Breast-feeding patients
• Drug appears in breast milk. The American Academy of Pediatrics considers methyldopa to be compatible with breast-feeding.
Pediatric patients
• Safety and efficacy in children haven’t been established. Use only if potential benefits outweigh risks.
Geriatric patients
• Dosage reductions may be needed in geriatric patients because they’re more sensitive to sedation and hypotension.

Patient education
• Teach patient signs and symptoms of adverse effects, such as jerky movements, and about the need to report them; he should also report excessive weight gain (5 lb weekly), signs of infection, or fever.

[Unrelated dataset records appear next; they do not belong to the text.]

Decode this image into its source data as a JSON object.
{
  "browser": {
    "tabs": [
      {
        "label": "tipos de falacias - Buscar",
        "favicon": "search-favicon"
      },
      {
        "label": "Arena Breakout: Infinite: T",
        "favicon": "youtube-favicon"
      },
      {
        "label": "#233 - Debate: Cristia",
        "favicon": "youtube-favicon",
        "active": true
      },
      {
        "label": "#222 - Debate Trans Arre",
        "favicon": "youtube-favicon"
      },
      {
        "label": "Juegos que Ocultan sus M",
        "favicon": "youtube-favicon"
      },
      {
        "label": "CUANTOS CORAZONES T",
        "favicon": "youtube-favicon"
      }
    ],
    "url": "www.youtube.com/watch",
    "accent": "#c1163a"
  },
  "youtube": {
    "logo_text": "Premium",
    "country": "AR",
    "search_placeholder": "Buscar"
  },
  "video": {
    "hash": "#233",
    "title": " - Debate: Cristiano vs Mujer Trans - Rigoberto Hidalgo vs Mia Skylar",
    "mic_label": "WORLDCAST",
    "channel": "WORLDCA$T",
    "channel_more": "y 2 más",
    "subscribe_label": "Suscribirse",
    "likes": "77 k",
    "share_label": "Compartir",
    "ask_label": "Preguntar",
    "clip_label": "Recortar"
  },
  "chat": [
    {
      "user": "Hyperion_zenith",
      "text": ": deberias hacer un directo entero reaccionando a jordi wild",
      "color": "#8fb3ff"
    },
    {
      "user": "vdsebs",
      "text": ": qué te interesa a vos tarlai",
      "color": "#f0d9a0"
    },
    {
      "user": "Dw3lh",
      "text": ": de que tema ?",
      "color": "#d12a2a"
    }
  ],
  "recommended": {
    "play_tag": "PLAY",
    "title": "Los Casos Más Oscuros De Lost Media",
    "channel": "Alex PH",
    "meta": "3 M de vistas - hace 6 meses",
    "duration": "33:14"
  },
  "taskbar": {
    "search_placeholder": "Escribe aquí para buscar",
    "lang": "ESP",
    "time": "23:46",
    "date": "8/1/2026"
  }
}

• Teach patient to minimize adverse effects by taking drug at bedtime until tolerance develops to sedation, drowsiness, and other CNS effects; by avoiding sudden position changes to minimize orthostatic hypotension; and by using ice chips or sugarless hard candy or gum to relieve dry mouth.
• Warn patient to avoid hazardous activities that require mental alertness until sedative effects subside.
• Instruct patient to call for instructions before taking OTC cold preparations.

Reactions may be common, uncommon, life-threatening, or COMMON AND LIFE THREATENING.